Bobby Bowers, senior vice-president of consultants STR Global, sees a similar trend, pointing out that the higher end of the assiduity seems to be holding up better than the lower cessation.
He also adds some historical perspective by observing: "If you look back at the last downturn, in 2001-02, that was far more cataclysmic. You basically saw the prostrate drop out from subordinate to the industry, especially the expensive end. Very few people I’ve seen have forecast actual declines for 2008."

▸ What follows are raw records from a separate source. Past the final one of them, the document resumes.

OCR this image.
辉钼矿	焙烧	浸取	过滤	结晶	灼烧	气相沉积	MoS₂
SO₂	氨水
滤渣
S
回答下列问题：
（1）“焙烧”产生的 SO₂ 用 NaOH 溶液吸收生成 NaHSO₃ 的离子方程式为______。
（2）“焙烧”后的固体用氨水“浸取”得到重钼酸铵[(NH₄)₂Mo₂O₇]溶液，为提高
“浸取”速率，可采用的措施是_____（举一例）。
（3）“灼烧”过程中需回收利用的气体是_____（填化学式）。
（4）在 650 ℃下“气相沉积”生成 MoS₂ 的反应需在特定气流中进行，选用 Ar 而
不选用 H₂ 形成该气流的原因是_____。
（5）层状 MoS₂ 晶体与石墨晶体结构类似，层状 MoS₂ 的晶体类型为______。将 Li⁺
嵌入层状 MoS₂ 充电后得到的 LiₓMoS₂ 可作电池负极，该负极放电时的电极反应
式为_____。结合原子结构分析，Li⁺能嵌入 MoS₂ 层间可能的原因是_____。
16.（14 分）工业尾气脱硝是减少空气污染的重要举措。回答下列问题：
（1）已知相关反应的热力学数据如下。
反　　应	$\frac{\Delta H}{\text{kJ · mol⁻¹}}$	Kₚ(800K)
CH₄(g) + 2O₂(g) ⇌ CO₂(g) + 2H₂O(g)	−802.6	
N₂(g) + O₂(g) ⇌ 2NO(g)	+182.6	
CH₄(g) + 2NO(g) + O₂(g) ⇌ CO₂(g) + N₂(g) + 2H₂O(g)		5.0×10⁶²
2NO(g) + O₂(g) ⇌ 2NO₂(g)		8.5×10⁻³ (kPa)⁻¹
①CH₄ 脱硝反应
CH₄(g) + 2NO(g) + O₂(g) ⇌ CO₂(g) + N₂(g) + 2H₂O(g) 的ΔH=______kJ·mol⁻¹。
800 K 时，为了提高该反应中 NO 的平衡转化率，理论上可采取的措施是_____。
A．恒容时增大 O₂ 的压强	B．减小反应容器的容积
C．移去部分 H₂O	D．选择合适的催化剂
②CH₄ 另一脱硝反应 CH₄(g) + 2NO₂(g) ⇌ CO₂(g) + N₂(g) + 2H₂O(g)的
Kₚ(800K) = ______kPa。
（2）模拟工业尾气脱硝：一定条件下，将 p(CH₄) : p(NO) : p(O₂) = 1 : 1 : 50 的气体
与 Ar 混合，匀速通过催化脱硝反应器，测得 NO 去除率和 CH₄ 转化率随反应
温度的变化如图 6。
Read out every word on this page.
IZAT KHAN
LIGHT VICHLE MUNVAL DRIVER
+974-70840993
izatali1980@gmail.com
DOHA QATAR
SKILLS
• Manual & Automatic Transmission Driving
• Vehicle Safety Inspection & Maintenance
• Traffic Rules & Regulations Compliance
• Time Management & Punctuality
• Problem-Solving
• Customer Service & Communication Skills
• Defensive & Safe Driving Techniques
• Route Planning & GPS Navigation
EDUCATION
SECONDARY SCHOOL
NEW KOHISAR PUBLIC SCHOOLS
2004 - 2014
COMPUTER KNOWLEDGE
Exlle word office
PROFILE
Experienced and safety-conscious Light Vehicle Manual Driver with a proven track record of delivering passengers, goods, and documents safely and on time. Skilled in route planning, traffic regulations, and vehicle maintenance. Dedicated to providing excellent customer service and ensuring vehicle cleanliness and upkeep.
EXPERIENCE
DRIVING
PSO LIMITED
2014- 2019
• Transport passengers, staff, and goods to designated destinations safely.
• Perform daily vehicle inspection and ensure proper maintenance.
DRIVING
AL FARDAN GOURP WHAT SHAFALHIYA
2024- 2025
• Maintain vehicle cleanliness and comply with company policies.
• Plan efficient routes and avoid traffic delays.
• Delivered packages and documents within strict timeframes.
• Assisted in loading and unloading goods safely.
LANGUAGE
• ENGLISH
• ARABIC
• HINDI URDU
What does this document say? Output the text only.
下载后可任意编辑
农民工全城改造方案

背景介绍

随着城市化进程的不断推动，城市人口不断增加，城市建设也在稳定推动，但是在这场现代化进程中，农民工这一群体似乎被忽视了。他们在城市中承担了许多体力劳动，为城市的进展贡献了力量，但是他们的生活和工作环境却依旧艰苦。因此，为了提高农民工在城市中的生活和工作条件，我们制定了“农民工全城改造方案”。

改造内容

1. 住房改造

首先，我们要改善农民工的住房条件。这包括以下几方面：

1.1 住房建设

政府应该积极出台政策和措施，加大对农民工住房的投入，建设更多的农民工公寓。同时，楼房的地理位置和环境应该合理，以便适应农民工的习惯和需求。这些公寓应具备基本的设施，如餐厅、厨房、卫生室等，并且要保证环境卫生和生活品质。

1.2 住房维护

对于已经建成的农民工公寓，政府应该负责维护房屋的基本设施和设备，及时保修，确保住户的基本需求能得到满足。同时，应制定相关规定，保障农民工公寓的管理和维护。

This guarded optimism is echoed by PwC’s Hanson who believes that "in that place is no doomsday scenario completely in that place, even among people who would like to declare a verdict reasons to be manifold from our forecasts."
So if you were counting on the current economic difficulties to deliver deep discounts for your next err to Denver or Dubai, you exist disposed most likely have essence disappointed. But that doesn’t mean in that place hasn’t been an array of spectacular new business hotels opening in the past year for you to enjoy, and we highlight 10 of the best in the accompanying slide splendor.